This notebook contains an implementation of sentiment analysis on the topic of Food Estate Merauke using text processing techniques and machine learning classification. The analysis aims to understand public opinion regarding the Food Estate policy developed in Merauke, Indonesia.
The processes conducted in this notebook include:
-
Data Processing:
- Loading a dataset of comments related to Food Estate obtained through YouTube scraping.
- Shuffling the dataset to avoid bias.
-
Data Preprocessing:
- Text Cleaning: Removing numbers, symbols, brackets, and emoticons.
- Word Normalization: Converting informal words or abbreviations into their correct form.
- Stopword Removal: Eliminating common words that do not have significant meaning in sentiment analysis.
- Stemming: Reducing words to their root form using Sastrawi.
-
Sentiment Analysis:
- Implementing a classification model to determine positive, negative, or neutral sentiment.
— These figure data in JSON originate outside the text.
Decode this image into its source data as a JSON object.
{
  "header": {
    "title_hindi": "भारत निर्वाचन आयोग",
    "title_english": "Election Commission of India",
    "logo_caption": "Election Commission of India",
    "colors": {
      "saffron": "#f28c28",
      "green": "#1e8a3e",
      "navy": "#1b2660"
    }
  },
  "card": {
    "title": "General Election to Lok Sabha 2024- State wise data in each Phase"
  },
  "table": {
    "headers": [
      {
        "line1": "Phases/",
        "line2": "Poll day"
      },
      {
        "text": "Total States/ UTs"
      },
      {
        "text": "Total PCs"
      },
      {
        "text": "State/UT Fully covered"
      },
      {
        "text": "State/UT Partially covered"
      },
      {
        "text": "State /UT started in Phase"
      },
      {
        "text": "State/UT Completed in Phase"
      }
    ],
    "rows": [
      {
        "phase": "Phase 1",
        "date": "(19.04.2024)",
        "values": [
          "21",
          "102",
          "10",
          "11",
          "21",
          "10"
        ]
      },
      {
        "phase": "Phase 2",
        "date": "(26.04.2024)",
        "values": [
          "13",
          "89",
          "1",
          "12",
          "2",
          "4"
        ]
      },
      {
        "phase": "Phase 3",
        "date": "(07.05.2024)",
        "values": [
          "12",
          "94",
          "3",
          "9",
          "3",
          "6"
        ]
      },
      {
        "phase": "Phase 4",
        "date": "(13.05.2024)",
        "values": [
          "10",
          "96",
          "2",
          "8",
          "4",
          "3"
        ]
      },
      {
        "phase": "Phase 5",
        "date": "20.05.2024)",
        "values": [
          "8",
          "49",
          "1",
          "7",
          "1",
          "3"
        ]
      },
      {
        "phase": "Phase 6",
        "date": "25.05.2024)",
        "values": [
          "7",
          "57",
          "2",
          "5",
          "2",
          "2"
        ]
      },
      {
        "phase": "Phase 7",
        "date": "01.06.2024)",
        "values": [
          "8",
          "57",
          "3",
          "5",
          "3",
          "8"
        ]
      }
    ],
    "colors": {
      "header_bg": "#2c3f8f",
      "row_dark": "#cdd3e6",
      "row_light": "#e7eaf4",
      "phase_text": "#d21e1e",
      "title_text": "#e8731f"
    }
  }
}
- Evaluating model performance using specific metrics (accuracy, precision, recall).
The Confusion Matrix illustrates the model's performance in classifying sentiment into three categories: Negative (-1), Neutral (0), and Positive (1).
Based on the model evaluation, the following metrics were obtained:
- Model accuracy of 80%, indicating the model's correctness in predicting sentiment.
- F1-score for each class:
- Negative (-1): 0.70
- Neutral (0): 0.76
- Positive (1): 0.86
The model performs best in identifying positive sentiment, while negative sentiment has a lower recall.
The pie chart displays the sentiment distribution of classified comments:
- 60% of comments are positive, indicating that most users support or agree with the Food Estate program in Merauke.
- 22.2% of comments are neutral, meaning they do not express a clear opinion on the policy.
- 17.8% of comments are negative, suggesting dissatisfaction or criticism from some members of the public.
- Most YouTube comments show positive sentiment towards Food Estate Merauke.
- The classification model used has a fairly good accuracy (80%) in classifying sentiment.
- The presence of negative sentiment indicates that some concerns or criticisms about the program still exist.
- Further exploration of different models could help compare and optimize performance.
- Using a larger dataset could improve model generalization.
- Adding visualizations of sentiment analysis results could provide clearer insights into public opinion trends on Food Estate Merauke.